Approaching the Soundness Barrier: A Near Optimal Analysis of the Cube versus Cube Test

TL;DR

This paper analyzes the soundness threshold of the Cube versus Cube test, establishing near-optimal bounds that improve previous results and have implications for low degree testing in finite fields.

Contribution

It provides a near-optimal analysis of the Cube versus Cube test, showing its soundness is polynomial in degree over the field size, improving prior bounds.

Findings

Soundness is polynomial in degree over field size, i.e., poly(d)/q.

Achieves optimal dependence on q for low degree testing.

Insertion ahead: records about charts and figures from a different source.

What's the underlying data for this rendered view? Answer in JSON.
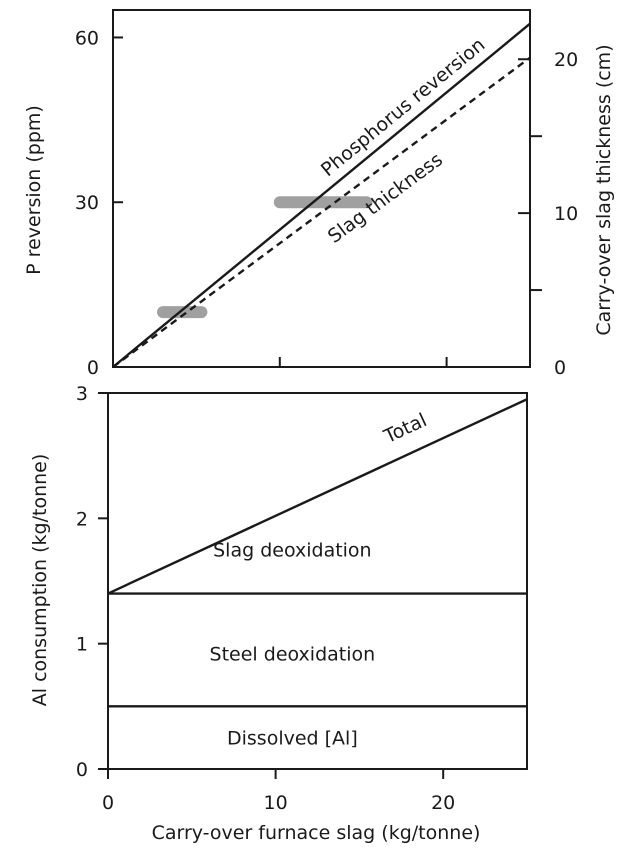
{
  "chart_data": [
    {
      "type": "line",
      "title": "",
      "xlabel": "",
      "ylabel": "P reversion (ppm)",
      "y2label": "Carry-over slag thickness (cm)",
      "xlim": [
        0,
        25
      ],
      "ylim": [
        0,
        65
      ],
      "y2lim": [
        0,
        23.2
      ],
      "xticks": [
        0,
        10,
        20
      ],
      "yticks": [
        0,
        30,
        60
      ],
      "y2ticks": [
        0,
        10,
        20
      ],
      "y2minor": [
        5,
        15
      ],
      "x_tick_labels_shown": false,
      "series": [
        {
          "name": "Phosphorus reversion",
          "axis": "left",
          "style": "solid",
          "color": "#1a1a1a",
          "x": [
            0,
            25
          ],
          "y": [
            0,
            62.5
          ]
        },
        {
          "name": "Slag thickness",
          "axis": "right",
          "style": "dashed",
          "color": "#1a1a1a",
          "x": [
            0,
            25
          ],
          "y": [
            0,
            20.1
          ]
        }
      ],
      "ranges": [
        {
          "axis": "left",
          "y": 10,
          "x_from": 3,
          "x_to": 5.3,
          "color": "#a0a0a0"
        },
        {
          "axis": "left",
          "y": 30,
          "x_from": 10,
          "x_to": 15.2,
          "color": "#a0a0a0"
        }
      ],
      "grid": false
    },
    {
      "type": "area",
      "title": "",
      "xlabel": "Carry-over furnace slag (kg/tonne)",
      "ylabel": "Al consumption (kg/tonne)",
      "xlim": [
        0,
        25
      ],
      "ylim": [
        0,
        3
      ],
      "xticks": [
        0,
        10,
        20
      ],
      "yticks": [
        0,
        1,
        2,
        3
      ],
      "series": [
        {
          "name": "Dissolved [Al]",
          "x": [
            0,
            25
          ],
          "y": [
            0.5,
            0.5
          ]
        },
        {
          "name": "Steel deoxidation",
          "x": [
            0,
            25
          ],
          "y": [
            1.4,
            1.4
          ]
        },
        {
          "name": "Total",
          "x": [
            0,
            25
          ],
          "y": [
            1.4,
            2.95
          ]
        }
      ],
      "region_labels": [
        {
          "text": "Slag deoxidation",
          "x": 11,
          "y": 1.75
        },
        {
          "text": "Steel deoxidation",
          "x": 11,
          "y": 0.92
        },
        {
          "text": "Dissolved [Al]",
          "x": 11,
          "y": 0.25
        }
      ],
      "grid": false
    }
  ]
}
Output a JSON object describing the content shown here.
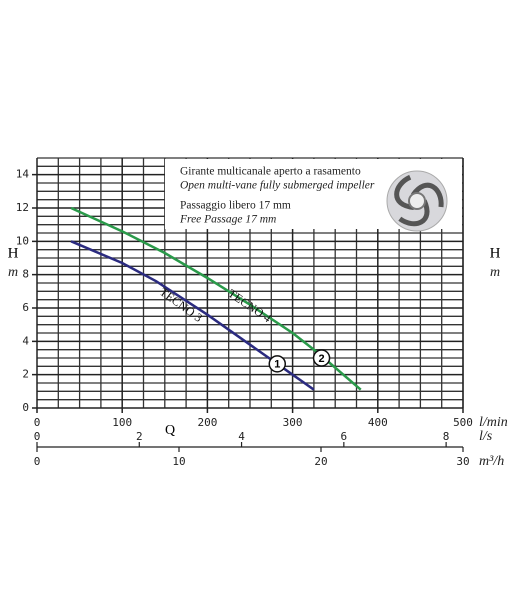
{
  "chart_data": {
    "type": "line",
    "y_label": "H",
    "y_unit": "m",
    "x_label": "Q",
    "x_unit": "l/min",
    "xlim": [
      0,
      500
    ],
    "xticks": [
      0,
      100,
      200,
      300,
      400,
      500
    ],
    "ylim": [
      0,
      15
    ],
    "yticks": [
      0,
      2,
      4,
      6,
      8,
      10,
      12,
      14
    ],
    "grid": true,
    "secondary_x_axes": [
      {
        "unit": "l/s",
        "lim": [
          0,
          8.33
        ],
        "ticks": [
          0,
          2,
          4,
          6,
          8
        ]
      },
      {
        "unit": "m³/h",
        "lim": [
          0,
          30
        ],
        "ticks": [
          0,
          10,
          20,
          30
        ]
      }
    ],
    "info": [
      "Girante multicanale aperto a rasamento",
      "Open multi-vane fully submerged impeller",
      "Passaggio libero 17 mm",
      "Free Passage 17 mm"
    ],
    "series": [
      {
        "name": "TECNO 3",
        "marker": "1",
        "color": "#2b2b80",
        "x": [
          40,
          100,
          140,
          200,
          250,
          300,
          325
        ],
        "values": [
          10,
          8.7,
          7.6,
          5.6,
          3.8,
          2.0,
          1.1
        ]
      },
      {
        "name": "TECNO 4",
        "marker": "2",
        "color": "#2a9a4a",
        "x": [
          40,
          100,
          150,
          200,
          250,
          300,
          330,
          380
        ],
        "values": [
          12,
          10.6,
          9.3,
          7.8,
          6.2,
          4.5,
          3.3,
          1.1
        ]
      }
    ]
  }
}
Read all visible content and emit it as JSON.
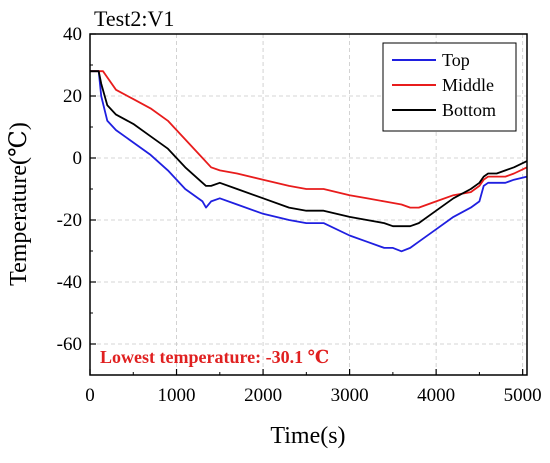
{
  "chart_data": {
    "type": "line",
    "title": "Test2:V1",
    "xlabel": "Time(s)",
    "ylabel": "Temperature(℃)",
    "xlim": [
      0,
      5050
    ],
    "ylim": [
      -70,
      40
    ],
    "xticks": [
      0,
      1000,
      2000,
      3000,
      4000,
      5000
    ],
    "yticks": [
      -60,
      -40,
      -20,
      0,
      20,
      40
    ],
    "xtick_labels": [
      "0",
      "1000",
      "2000",
      "3000",
      "4000",
      "5000"
    ],
    "ytick_labels": [
      "-60",
      "-40",
      "-20",
      "0",
      "20",
      "40"
    ],
    "grid": true,
    "legend_position": "top-right",
    "annotation": {
      "text": "Lowest temperature: -30.1 ℃",
      "color": "#e02020"
    },
    "series": [
      {
        "name": "Top",
        "color": "#1f1fe0",
        "x": [
          0,
          100,
          130,
          200,
          300,
          500,
          700,
          900,
          1100,
          1300,
          1340,
          1400,
          1500,
          1700,
          2000,
          2300,
          2500,
          2700,
          3000,
          3200,
          3400,
          3500,
          3600,
          3700,
          3800,
          4000,
          4200,
          4400,
          4500,
          4550,
          4600,
          4700,
          4800,
          4900,
          5050
        ],
        "y": [
          28,
          28,
          20,
          12,
          9,
          5,
          1,
          -4,
          -10,
          -14,
          -16,
          -14,
          -13,
          -15,
          -18,
          -20,
          -21,
          -21,
          -25,
          -27,
          -29,
          -29,
          -30.1,
          -29,
          -27,
          -23,
          -19,
          -16,
          -14,
          -9,
          -8,
          -8,
          -8,
          -7,
          -6
        ]
      },
      {
        "name": "Middle",
        "color": "#e81c1c",
        "x": [
          0,
          100,
          150,
          200,
          300,
          500,
          700,
          900,
          1100,
          1300,
          1400,
          1500,
          1700,
          2000,
          2300,
          2500,
          2700,
          3000,
          3200,
          3400,
          3600,
          3700,
          3800,
          4000,
          4200,
          4400,
          4500,
          4550,
          4600,
          4700,
          4800,
          4900,
          5050
        ],
        "y": [
          28,
          28,
          28,
          26,
          22,
          19,
          16,
          12,
          6,
          0,
          -3,
          -4,
          -5,
          -7,
          -9,
          -10,
          -10,
          -12,
          -13,
          -14,
          -15,
          -16,
          -16,
          -14,
          -12,
          -11,
          -9,
          -7,
          -6,
          -6,
          -6,
          -5,
          -3
        ]
      },
      {
        "name": "Bottom",
        "color": "#000000",
        "x": [
          0,
          100,
          130,
          200,
          300,
          500,
          700,
          900,
          1100,
          1300,
          1340,
          1400,
          1500,
          1700,
          2000,
          2300,
          2500,
          2700,
          3000,
          3200,
          3400,
          3500,
          3600,
          3700,
          3800,
          4000,
          4200,
          4400,
          4500,
          4550,
          4600,
          4700,
          4800,
          4900,
          5050
        ],
        "y": [
          28,
          28,
          24,
          17,
          14,
          11,
          7,
          3,
          -3,
          -8,
          -9,
          -9,
          -8,
          -10,
          -13,
          -16,
          -17,
          -17,
          -19,
          -20,
          -21,
          -22,
          -22,
          -22,
          -21,
          -17,
          -13,
          -10,
          -8,
          -6,
          -5,
          -5,
          -4,
          -3,
          -1
        ]
      }
    ]
  }
}
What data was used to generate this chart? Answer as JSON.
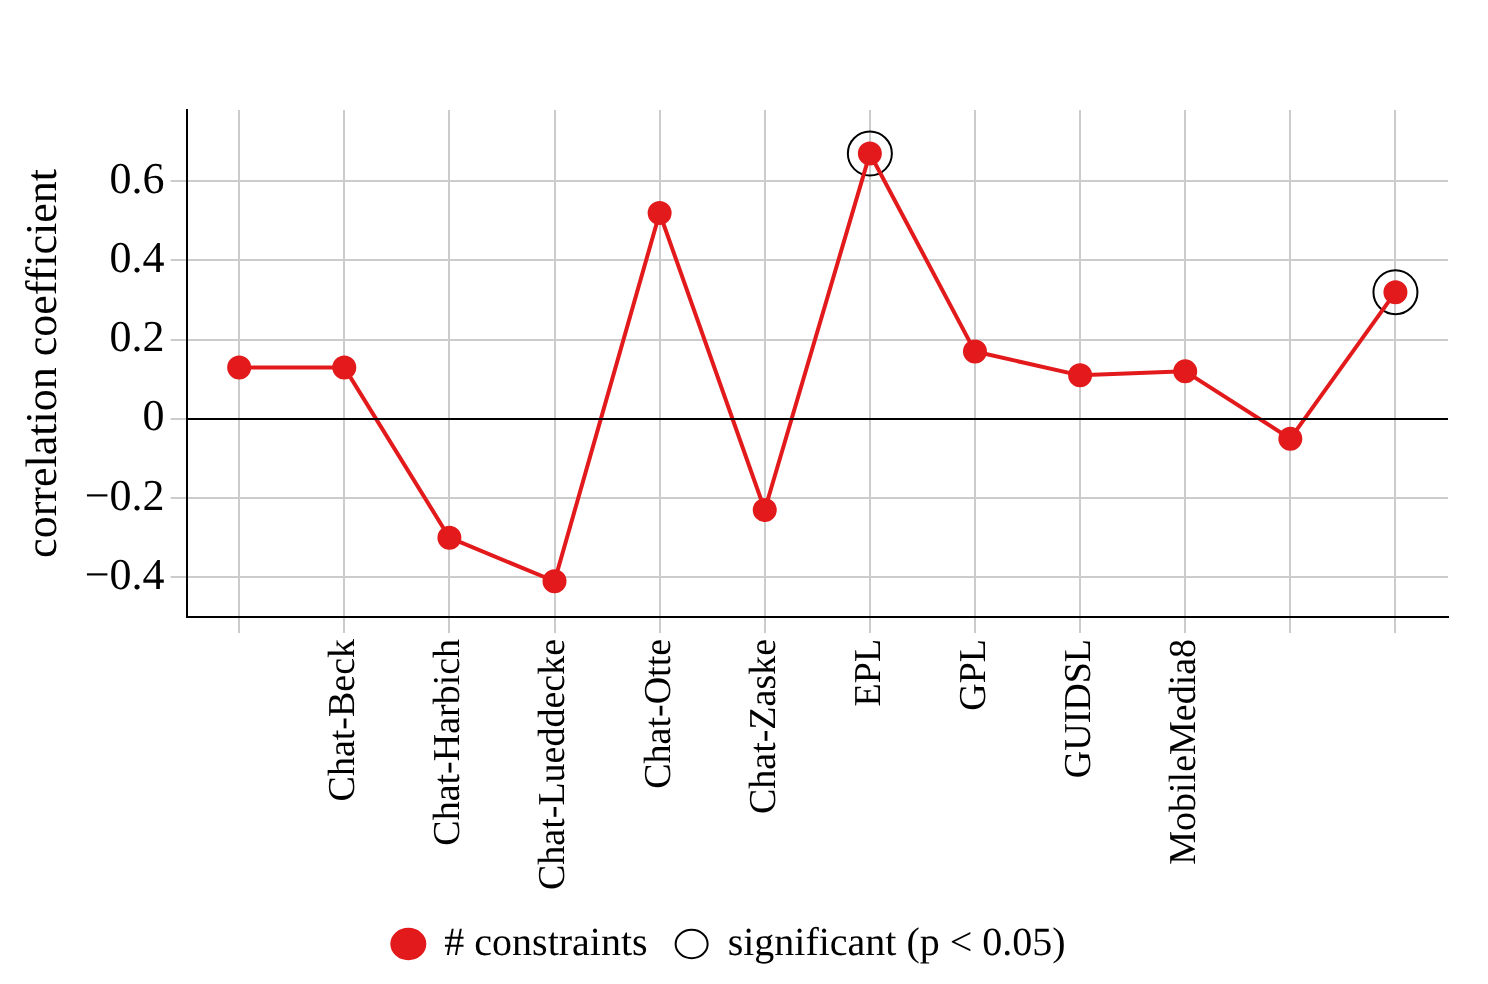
{
  "chart_data": {
    "type": "line",
    "ylabel": "correlation coefficient",
    "categories": [
      null,
      "Chat-Beck",
      "Chat-Harbich",
      "Chat-Lueddecke",
      "Chat-Otte",
      "Chat-Zaske",
      "EPL",
      "GPL",
      "GUIDSL",
      "MobileMedia8",
      null,
      null
    ],
    "series": [
      {
        "name": "# constraints",
        "color": "#e31a1c",
        "type": "line",
        "marker": "circle",
        "values": [
          0.13,
          0.13,
          -0.3,
          -0.41,
          0.52,
          -0.23,
          0.67,
          0.17,
          0.11,
          0.12,
          -0.05,
          0.32
        ]
      },
      {
        "name": "significant (p < 0.05)",
        "color": "#000000",
        "type": "scatter",
        "marker": "circle",
        "values": [
          null,
          null,
          null,
          null,
          null,
          null,
          0.67,
          null,
          null,
          null,
          null,
          0.32
        ]
      }
    ],
    "ylim": [
      -0.5,
      0.78
    ],
    "yticks": [
      -0.4,
      -0.2,
      0,
      0.2,
      0.4,
      0.6
    ],
    "grid": true,
    "legend": "bottom",
    "ref_lines": [
      {
        "axis": "y",
        "value": 0,
        "color": "#000000"
      }
    ]
  }
}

Improves previous soundness bounds of poly(d)/q^{1/2}.

Abstract

The Cube versus Cube test is a variant of the well-known Plane versus Plane test of Raz and Safra, in which to each $3$-dimensional affine subspace $C$ of $\mathbb{F}_q^n$, a polynomial of degree at most $d$, $T(C)$, is assigned in a somewhat locally consistent manner: taking two cubes $C_1, C_2$ that intersect in a plane uniformly at random, the probability that $T(C_1)$ and $T(C_2)$ agree on $C_1\cap C_2$ is at least some $\epsilon$. An element of interest is the soundness threshold of this test, i.e. the smallest value of $\epsilon$, such that this amount of local consistency implies a global structure; namely, that there is a global degree $d$ function $g$ such that $g|_{C} \equiv T(C)$ for at least $\Omega(\epsilon)$ fraction of the cubes. We show that the cube versus cube low degree test has soundness ${\sf poly}(d)/q$. This result achieves the optimal dependence on $q$ for soundness in low degree testing and improves upon previous soundness results of ${\sf poly}(d)/q^{1/2}$ due to Bhangale, Dinur and Navon.